I love Maine Coons, they are my favorite breed. I just love their personality and they are soo beautiful. I was told before that he is a part Maine **** mix. I would like to get a 2nd opinion. Joey has the personality and the look, he has tuffs out of his paws, longer fur on the tummy, mane around his neck and longer whisker then the normal cat. Please let me know for sure. I would like to know. Thanks! 
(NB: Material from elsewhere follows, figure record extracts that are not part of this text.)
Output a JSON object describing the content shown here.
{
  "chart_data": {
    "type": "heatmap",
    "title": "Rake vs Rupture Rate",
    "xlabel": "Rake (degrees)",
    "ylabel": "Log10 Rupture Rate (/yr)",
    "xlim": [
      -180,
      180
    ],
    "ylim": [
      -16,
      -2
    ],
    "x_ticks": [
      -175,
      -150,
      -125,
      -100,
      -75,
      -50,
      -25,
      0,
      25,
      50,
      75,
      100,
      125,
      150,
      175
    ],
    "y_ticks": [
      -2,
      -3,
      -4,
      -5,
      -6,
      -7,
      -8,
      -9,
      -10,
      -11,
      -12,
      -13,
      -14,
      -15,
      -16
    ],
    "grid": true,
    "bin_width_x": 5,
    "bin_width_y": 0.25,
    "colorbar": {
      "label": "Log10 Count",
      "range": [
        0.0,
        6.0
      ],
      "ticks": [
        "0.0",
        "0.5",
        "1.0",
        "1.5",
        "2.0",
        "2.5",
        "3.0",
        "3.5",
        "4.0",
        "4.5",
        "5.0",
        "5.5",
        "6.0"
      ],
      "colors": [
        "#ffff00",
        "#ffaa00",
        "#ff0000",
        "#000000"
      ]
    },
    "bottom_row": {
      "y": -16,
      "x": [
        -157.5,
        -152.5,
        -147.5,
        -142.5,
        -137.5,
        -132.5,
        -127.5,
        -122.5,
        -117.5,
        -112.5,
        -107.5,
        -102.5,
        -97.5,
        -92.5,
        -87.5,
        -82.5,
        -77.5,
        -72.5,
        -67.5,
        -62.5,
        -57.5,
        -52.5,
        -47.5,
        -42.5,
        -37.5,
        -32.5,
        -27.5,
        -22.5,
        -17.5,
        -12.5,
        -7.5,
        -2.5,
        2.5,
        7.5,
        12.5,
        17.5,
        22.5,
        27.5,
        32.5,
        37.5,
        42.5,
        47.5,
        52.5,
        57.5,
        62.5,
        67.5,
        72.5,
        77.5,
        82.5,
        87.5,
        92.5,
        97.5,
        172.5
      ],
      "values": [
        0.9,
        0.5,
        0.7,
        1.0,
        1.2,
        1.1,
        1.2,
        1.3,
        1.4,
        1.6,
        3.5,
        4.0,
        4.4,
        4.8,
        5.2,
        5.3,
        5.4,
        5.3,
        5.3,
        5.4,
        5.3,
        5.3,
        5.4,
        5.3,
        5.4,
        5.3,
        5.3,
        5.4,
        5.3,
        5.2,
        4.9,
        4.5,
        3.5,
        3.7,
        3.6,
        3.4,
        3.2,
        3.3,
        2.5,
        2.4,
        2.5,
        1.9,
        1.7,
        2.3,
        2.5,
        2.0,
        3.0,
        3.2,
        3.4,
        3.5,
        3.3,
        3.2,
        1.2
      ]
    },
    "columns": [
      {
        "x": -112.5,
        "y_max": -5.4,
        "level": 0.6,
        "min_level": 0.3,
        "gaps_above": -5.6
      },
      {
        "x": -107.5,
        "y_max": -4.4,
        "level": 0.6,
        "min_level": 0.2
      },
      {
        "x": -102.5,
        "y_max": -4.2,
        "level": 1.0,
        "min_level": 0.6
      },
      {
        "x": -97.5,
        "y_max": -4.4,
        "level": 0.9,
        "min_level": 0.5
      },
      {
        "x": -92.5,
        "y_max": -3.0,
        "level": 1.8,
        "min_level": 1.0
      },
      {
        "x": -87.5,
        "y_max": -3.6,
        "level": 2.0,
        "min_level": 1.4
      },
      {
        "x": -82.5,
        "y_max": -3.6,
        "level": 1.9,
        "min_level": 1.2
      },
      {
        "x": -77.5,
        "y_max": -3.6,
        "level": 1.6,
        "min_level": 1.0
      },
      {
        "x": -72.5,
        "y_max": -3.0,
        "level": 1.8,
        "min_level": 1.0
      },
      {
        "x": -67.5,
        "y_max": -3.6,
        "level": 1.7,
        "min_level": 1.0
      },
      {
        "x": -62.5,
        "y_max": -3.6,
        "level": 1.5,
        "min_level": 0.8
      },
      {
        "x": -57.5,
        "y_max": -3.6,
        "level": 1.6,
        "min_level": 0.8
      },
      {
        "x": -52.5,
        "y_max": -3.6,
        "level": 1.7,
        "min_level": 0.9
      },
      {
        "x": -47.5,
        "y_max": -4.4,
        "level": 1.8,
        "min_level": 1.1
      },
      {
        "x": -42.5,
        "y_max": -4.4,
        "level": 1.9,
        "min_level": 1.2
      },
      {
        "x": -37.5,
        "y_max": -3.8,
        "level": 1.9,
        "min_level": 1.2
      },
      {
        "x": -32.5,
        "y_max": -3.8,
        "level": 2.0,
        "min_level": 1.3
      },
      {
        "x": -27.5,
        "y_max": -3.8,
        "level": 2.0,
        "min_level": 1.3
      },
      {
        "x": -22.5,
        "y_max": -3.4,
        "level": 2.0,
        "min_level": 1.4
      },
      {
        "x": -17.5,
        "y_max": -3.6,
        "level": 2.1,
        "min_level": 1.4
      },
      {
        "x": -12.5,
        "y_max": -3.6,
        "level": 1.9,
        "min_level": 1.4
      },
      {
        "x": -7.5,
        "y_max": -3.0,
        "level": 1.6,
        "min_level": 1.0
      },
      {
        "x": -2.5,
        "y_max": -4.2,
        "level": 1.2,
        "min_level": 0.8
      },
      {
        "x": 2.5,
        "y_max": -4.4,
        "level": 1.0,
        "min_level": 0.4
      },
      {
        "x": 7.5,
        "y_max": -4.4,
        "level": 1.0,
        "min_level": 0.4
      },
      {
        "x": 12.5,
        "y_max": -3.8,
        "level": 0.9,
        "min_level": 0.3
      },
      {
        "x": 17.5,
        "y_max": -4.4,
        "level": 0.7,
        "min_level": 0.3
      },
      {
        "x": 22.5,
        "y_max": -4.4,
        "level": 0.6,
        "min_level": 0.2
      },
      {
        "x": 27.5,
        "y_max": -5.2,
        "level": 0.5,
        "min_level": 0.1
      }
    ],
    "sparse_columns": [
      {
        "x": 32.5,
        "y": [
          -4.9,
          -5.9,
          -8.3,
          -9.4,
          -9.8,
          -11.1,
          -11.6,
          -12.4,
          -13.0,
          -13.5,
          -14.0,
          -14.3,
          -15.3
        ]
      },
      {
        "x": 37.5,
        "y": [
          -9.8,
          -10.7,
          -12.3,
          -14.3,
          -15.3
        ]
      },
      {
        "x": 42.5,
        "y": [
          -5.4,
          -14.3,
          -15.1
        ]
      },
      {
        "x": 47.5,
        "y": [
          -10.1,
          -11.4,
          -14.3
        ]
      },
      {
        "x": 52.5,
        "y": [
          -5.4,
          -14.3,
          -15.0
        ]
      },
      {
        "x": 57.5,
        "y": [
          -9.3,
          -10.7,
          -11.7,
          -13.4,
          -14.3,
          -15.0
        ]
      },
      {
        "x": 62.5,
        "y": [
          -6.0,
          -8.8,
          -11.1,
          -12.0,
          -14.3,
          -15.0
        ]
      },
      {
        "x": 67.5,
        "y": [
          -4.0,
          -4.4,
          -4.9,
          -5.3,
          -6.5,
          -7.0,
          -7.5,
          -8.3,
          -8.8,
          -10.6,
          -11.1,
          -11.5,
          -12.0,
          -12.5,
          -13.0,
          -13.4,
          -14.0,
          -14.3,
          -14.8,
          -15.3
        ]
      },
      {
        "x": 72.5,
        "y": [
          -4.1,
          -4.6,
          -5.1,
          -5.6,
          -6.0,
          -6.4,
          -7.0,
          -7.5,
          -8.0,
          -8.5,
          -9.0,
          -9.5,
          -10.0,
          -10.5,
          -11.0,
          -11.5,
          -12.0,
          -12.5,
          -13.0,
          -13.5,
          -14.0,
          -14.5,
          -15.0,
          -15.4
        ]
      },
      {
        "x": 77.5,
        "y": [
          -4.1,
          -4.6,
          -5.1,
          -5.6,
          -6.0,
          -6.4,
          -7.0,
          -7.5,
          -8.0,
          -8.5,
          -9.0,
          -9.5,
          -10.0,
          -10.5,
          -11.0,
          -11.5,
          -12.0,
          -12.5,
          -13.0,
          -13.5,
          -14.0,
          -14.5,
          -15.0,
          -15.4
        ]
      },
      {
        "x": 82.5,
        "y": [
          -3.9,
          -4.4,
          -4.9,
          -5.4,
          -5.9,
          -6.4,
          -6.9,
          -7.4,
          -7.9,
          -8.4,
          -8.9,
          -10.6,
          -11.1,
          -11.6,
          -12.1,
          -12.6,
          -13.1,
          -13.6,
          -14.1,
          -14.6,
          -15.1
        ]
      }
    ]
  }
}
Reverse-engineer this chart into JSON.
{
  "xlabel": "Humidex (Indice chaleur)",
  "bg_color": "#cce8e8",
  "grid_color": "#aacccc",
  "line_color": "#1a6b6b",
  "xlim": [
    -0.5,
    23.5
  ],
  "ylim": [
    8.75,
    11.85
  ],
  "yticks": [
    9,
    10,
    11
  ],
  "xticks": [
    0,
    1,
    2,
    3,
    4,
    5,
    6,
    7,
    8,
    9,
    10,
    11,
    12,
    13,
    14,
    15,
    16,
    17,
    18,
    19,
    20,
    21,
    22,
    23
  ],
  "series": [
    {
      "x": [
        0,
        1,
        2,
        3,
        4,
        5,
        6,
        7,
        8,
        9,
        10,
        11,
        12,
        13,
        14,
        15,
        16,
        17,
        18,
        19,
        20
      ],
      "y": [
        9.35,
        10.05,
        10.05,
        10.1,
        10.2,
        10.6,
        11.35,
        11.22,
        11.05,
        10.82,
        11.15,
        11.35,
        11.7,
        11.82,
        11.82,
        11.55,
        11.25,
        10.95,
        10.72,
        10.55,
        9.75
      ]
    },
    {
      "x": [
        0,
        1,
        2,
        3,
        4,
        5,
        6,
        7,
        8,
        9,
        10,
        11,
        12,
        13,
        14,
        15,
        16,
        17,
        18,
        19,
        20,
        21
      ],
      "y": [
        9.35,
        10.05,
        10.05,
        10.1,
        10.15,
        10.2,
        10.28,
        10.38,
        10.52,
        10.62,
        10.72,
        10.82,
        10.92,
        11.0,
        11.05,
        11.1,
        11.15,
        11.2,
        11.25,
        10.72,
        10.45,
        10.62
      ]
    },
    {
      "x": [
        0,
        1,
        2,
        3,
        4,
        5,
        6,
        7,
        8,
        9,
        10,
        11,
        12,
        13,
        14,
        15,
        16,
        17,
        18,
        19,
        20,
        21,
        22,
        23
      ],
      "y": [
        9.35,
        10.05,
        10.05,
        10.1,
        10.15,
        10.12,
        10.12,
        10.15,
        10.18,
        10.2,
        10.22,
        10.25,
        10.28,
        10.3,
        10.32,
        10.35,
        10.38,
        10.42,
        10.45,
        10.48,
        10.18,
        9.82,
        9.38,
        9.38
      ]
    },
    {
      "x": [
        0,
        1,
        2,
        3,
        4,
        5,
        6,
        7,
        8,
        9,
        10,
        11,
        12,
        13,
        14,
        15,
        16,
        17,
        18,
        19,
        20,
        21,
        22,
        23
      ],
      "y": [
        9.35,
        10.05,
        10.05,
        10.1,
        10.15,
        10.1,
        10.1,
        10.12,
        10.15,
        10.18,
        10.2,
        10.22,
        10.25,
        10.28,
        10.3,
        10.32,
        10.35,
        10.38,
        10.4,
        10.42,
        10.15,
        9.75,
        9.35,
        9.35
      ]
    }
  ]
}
http://www.catforum.com/photos/data/500 ... loseup.jpg
http://www.catforum.com/photos/data/500 ... basket.JPG
http://www.catforum.com/photos/data/500 ... _Chair.jpg
http://www.catforum.com/photos/data/500 ... byjoey.jpg
http://www.catforum.com/photos/data/600 ... lycute.jpg
http://www.catforum.com/photos/data/500 ... toilet.JPG
http://www.catforum.com/photos/data/600 ... igyawn.jpg


----------



## dragonfire (Aug 1, 2005)

Impossible to say, all those attributes you name are common in all longhaired cats, they are not exclusive to the Maine **** breed.


----------



## Pigsterz (Oct 14, 2004)

I can't tell either from the photos, but I love that photo of him with the glasses. Too cute! He looks like a very smart professor.  

Is his muzzle square-ish or more of an upside down triangle? He could be a Weggie mix if it's more triangular than square.


----------



## DesnBaby (Apr 18, 2004)

He's beautiful, whether Maine **** or not  . Love MCs btw :wink: .


----------